Я сказал, что взаимосвязи, что глубокие симпатии долгое время оставались неведомы обеим сторонам. И ведь в самом деле известно, что тот, кого мы сейчас чествуем, Зигмунд Фрейд, основатель психоанализа как терапии и общенаучного метода, прошел тяжкий путь своих открытий совершенно один, совершенно самостоятельно, только как врач и естествоиспытатель, не ведая о тех средствах утешения и утверждения, какие могла бы предоставить ему большая литература. Он не знал Ницше, у которого повсюду встречаются молниеподобные предвосхищения фрейдовских открытий; не знал Новалиса, чьи романтически-биологические грезы и озарения так поразительно близки аналитическим идеям; не знал Кьеркегора, чье христианское мужество при психологических крайностях очень понравилось бы ему и пошло бы на пользу; не знал он, конечно, и Шопенгауэра, этого грустного симфониста философии страстей, жаждущей и избавления, и возврата назад… Так, наверно, и должно было случиться. На собственный страх и риск, не зная интуитивных предвосхищений, он, наверно, и должен был методически завоевывать свои открытия: ударная сила его познания, вероятно, возросла благодаря такой неблагоприятности, и вообще, одиночество неотделимо от его строгого образа то одиночество, о котором говорит Ницше, когда в своем восхитительном эссе «Что означают аскетические идеалы?» называет Шопенгауэра «истинным философом, воистину самостоятельным умом, мужчиной и рыцарем с металлическим взглядом, человеком, имеющим мужество быть самим собой, способным выстоять в одиночестве, не прятаться ни за чью спину, не ждать указки свыше»…
В образе этого «мужчины и рыцаря», рыцаря между смертью и чертом, я и привык видеть психолога бессознательного, с тех пор как его духовная фигура вошла в поле моего зрения.

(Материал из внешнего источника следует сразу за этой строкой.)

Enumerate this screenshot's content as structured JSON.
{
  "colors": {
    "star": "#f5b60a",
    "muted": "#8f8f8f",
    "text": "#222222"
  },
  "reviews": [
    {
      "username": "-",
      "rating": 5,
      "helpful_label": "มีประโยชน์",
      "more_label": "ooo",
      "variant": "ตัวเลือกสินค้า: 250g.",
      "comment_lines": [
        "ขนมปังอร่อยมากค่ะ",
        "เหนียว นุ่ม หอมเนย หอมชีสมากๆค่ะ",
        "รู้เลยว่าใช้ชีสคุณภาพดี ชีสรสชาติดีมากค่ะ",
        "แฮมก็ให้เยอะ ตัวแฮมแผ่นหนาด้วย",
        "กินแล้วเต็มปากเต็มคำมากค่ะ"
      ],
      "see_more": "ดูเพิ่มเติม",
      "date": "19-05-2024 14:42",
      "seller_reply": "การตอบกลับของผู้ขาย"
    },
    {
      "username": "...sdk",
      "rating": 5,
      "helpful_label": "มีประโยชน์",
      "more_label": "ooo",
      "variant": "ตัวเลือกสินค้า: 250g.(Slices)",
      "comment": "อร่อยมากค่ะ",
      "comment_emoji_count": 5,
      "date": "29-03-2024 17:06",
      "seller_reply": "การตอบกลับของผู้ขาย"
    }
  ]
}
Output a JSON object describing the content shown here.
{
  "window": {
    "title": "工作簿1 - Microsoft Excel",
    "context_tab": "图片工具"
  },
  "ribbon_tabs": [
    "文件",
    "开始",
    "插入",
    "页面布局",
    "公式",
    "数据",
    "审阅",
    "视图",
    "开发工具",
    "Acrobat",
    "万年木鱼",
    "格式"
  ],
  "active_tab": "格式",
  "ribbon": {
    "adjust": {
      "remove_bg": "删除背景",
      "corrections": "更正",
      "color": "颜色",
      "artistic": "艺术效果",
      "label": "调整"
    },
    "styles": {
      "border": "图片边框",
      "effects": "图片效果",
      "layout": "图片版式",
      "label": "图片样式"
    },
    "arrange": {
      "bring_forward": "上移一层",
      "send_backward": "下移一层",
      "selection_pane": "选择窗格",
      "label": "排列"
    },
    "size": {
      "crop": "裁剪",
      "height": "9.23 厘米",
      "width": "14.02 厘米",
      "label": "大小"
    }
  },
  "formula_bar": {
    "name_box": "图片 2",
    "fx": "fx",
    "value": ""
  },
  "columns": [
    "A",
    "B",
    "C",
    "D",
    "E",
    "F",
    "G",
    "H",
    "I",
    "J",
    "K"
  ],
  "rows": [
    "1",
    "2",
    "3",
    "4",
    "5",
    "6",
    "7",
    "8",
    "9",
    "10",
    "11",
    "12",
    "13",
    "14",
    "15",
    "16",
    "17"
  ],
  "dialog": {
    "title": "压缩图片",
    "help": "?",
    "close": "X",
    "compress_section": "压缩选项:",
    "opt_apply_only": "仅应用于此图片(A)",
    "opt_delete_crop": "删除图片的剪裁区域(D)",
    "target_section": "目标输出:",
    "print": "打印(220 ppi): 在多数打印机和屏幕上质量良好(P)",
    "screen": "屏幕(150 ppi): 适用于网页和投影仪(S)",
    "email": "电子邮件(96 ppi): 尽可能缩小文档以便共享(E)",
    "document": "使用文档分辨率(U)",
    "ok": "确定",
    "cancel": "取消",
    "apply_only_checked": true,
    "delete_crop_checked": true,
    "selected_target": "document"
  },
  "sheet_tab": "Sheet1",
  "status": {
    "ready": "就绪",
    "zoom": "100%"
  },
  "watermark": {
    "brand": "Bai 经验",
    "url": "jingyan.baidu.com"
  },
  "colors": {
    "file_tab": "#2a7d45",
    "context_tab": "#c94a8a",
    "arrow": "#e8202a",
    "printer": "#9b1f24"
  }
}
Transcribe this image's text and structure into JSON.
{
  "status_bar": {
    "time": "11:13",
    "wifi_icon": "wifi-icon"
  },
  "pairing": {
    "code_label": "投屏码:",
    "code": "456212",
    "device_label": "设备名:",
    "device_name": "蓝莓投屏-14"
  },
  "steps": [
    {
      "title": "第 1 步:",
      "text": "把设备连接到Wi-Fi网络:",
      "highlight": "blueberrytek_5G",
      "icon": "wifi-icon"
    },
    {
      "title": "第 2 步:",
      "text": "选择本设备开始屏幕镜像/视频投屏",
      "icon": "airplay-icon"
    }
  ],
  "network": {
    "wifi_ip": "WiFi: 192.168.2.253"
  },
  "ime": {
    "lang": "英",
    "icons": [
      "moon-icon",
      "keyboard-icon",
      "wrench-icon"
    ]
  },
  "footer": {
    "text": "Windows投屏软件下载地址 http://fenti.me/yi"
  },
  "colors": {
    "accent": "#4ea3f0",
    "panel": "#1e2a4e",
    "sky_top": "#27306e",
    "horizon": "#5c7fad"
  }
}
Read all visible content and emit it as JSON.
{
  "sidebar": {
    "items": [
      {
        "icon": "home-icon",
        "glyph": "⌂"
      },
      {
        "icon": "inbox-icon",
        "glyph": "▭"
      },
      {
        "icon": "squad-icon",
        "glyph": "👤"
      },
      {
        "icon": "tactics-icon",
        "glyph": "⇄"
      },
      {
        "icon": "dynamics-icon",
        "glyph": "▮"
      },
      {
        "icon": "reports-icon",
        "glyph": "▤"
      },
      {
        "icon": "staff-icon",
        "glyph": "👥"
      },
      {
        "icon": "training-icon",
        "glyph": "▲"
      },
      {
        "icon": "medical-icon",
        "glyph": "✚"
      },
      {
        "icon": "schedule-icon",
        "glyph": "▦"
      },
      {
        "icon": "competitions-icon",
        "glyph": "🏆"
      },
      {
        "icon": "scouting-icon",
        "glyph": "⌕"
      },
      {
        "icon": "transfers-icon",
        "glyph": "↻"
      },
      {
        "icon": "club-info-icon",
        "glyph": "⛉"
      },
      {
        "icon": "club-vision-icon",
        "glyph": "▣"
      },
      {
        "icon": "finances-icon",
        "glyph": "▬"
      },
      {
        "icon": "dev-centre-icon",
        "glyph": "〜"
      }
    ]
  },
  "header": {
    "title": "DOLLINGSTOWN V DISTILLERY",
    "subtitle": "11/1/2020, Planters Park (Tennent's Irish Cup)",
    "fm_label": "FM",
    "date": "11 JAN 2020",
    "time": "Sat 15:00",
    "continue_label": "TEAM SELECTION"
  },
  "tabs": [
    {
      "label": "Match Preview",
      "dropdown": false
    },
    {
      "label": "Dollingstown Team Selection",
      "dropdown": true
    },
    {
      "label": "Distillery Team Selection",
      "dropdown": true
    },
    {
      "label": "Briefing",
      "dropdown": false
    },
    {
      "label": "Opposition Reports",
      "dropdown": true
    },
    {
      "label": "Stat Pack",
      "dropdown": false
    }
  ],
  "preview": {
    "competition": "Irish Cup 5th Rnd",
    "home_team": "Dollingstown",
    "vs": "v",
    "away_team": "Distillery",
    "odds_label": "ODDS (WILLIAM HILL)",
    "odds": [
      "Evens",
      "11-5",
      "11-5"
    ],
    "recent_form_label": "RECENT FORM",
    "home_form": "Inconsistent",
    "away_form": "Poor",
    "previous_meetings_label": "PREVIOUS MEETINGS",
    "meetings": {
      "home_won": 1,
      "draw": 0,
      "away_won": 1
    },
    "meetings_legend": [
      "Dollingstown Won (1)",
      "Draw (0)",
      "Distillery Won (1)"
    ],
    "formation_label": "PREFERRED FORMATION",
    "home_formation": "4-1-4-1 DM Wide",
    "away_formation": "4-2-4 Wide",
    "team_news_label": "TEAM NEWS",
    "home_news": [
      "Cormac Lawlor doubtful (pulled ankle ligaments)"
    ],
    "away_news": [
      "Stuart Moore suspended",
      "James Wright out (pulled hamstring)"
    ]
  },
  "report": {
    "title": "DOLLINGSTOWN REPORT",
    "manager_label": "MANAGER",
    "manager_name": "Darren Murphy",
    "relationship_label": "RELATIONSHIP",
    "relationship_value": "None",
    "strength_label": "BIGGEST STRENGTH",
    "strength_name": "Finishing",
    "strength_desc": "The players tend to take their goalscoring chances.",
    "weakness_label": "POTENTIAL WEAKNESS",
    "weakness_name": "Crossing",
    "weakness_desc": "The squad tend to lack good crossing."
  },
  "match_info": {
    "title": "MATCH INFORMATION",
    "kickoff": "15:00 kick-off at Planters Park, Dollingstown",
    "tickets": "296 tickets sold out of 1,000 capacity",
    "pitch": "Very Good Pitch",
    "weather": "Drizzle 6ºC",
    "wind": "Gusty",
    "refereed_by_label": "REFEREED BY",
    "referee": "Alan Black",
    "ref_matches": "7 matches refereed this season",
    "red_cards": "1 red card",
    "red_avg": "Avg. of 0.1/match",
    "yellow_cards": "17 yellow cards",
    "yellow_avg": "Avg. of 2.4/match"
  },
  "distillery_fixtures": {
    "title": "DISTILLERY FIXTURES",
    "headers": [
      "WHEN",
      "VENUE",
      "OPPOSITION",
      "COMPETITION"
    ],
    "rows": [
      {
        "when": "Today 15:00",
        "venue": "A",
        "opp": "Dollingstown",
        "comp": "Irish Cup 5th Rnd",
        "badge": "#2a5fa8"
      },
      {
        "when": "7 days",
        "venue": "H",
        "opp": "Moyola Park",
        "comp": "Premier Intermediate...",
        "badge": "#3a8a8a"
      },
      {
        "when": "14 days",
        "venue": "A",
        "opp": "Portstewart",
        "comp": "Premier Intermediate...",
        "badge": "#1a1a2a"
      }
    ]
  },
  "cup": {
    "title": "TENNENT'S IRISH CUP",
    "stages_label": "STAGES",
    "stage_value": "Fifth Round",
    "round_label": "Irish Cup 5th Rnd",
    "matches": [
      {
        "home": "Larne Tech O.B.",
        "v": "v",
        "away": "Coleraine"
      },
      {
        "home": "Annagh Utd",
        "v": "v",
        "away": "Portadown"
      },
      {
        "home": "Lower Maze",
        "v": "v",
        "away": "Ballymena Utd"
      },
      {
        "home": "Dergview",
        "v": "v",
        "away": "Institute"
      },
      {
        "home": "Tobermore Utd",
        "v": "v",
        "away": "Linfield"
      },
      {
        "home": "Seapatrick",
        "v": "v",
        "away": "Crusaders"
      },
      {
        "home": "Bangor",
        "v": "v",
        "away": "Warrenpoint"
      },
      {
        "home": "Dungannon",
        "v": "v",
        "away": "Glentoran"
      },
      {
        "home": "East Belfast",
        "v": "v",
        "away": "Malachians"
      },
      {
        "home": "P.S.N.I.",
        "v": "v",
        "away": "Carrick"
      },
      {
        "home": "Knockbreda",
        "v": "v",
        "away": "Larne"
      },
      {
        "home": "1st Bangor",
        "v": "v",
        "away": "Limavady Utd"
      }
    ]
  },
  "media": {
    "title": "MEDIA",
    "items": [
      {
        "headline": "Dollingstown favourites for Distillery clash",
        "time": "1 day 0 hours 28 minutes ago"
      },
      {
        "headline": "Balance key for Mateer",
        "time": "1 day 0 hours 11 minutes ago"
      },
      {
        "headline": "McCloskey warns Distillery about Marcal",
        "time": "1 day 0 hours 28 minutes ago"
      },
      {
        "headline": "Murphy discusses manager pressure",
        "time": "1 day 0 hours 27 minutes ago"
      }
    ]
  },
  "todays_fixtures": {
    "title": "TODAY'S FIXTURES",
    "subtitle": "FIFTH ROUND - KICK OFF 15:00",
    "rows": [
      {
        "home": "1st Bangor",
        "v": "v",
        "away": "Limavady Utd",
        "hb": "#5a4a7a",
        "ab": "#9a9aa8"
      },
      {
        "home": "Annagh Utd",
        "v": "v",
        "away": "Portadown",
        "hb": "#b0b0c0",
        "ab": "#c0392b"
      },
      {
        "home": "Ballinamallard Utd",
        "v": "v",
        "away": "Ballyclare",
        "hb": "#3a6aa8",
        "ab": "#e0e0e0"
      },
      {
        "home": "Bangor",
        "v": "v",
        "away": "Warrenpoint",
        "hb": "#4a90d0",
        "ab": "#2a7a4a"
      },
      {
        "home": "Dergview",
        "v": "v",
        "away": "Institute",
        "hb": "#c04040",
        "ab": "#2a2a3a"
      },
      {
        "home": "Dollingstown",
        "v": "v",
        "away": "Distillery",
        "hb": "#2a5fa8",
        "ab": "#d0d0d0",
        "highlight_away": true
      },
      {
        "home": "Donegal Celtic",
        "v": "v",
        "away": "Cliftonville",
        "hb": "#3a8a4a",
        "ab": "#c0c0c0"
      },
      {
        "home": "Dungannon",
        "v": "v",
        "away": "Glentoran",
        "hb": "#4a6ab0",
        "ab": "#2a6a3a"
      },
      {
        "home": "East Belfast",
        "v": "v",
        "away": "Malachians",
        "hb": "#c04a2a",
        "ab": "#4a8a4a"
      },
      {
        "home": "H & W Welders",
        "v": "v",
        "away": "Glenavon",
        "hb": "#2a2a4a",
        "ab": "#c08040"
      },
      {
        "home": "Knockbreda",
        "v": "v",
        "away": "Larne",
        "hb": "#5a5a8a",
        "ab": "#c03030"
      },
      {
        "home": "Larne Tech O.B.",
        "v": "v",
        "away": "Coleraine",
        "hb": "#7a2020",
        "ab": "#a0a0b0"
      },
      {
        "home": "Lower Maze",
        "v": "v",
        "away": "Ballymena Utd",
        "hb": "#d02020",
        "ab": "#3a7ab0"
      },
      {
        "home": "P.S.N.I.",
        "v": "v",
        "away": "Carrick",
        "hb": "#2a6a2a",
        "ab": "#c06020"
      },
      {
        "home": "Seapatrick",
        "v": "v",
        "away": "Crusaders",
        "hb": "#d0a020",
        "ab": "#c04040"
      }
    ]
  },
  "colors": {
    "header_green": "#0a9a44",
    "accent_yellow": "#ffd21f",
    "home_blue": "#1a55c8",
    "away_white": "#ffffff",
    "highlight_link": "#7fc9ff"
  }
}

Произошло это поздно; гораздо позднее, чем того можно было ожидать при родстве поэтическо-писательского импульса вообще и моей натуры в частности с этой наукой. Создают такое родство прежде всего две тенденции: во-первых, любовь к правде, чувство правды, чуткость и восприимчивость к прелести и горечи правды, проявляющиеся главным образом в психологической чувствительности и зоркости, причем до такой степени, что понятие правды почти поглощается понятием психологического восприятия и познания; а во-вторых, понимание болезни, некая уравновешенная здоровьем близость к ней и чувство ее продуктивного значения.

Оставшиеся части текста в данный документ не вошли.